Lei scrive anche dell’esposizione estrema al caldo e al freddo come tecnica di contrasto all’invecchiamento…
Perché entrambi hanno una funzione simile a quella che proviene dall’allenamento fisico, e per certi versi dal cibo. Sono tutti piccoli fattori stressanti che generano una risposta iperprotettiva e riparatrice a livello delle cellule e dei tessuti. Quindi, se utilizzati con il dosaggio corretto è un po’ come se imponessimo al nostro corpo uno stimolo pericoloso, in modo che, reagendo, si rafforzi. Noi siamo fatti per imparare ad adattarci a variazioni climatiche importanti, con l’uso e abuso di riscaldamento e aria condizionata l’abbiamo un po’ dimenticato e il nostro «range» di tolleranza della variazione di temperatura si è ridotto di molto. Questo è deleterio.
Via libera a saune, hammam, docce gelate e terme?
Esatto. Torniamo a prendere esempio dagli antichi e pensiamo alla civiltà romana, con frigidarium e calidarium. Non avevano certo le conoscenze scientifiche per comprendere cosa succedeva a livello cellulare, ma avevano intuito che queste esposizioni programmate rafforzavano l’organismo, e in particolare il sistema immunitario.
Poi ci sono i legami personali e sociali: uno studio americano sostiene che quelli che abbiamo a 50 anni faranno la differenza quando ne avremo 80. È così?
È quanto emerso da questo grande trial condotto dall’Università di Harvard a partire da metà anni Trenta e tramandato da diverse generazioni di ricercatori. La qualità, la positività delle relazioni strette che una persona ha attorno ai 50 anni è predittiva del livello di salute e della qualità della vita che avrà a 80. Sul piano strettamente psicologico, è intuitivo: essendo noi animali sociali, avere relazioni che ci danno supporto può essere un vantaggio. La peculiarità più interessante emersa dalla ricerca è che questo influisce anche sulle varianti biomediche, quindi sulla salute dell’organismo. Tanto che i ricercatori che adesso stanno gestendo questo studio suggeriscono addirittura che la sensazione di isolamento e solitudine, la privazione di relazioni importanti, facciano male quanto l’abuso di alcool.
E i nuovi studi nel campo della longevità, dove ci stanno portando?

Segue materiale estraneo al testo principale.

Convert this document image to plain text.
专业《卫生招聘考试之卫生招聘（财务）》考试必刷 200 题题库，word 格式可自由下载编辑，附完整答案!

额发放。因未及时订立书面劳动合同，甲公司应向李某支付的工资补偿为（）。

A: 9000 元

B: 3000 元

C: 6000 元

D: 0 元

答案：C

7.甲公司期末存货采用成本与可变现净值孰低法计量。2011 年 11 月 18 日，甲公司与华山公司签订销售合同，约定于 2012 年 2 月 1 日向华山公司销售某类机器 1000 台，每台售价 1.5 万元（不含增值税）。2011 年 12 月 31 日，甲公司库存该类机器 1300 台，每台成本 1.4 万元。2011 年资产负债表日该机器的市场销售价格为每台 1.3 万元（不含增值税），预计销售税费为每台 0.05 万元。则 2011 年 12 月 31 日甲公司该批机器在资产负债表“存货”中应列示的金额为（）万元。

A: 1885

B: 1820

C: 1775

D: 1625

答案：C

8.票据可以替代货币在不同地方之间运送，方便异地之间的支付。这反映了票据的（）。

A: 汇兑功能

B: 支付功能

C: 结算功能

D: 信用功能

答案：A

Ci sono molti filoni di ricerca, aziende e startup della Silicon Valley studiano molecole o sostanze naturali che hanno la capacità di distruggere parte dei materiali danneggiati nelle cellule. Se favoriscono lo smaltimento delle scorie accumulate con il passare degli anni, questi farmaci vengono definiti senolitici, se invece bloccano proprio il processo di invecchiamento impedendo la senescenza delle cellule, si chiamano «senoblocker». Ci sono dati di rilievo e probabilmente nei prossimi anni emergeranno risultati importanti, ma andranno sempre associati a una correzione degli stili di vita. Però non si troverà mai la pillola magica. Non esistono scorciatoie, perché l’invecchiamento è uno dei fenomeni più complessi della vita.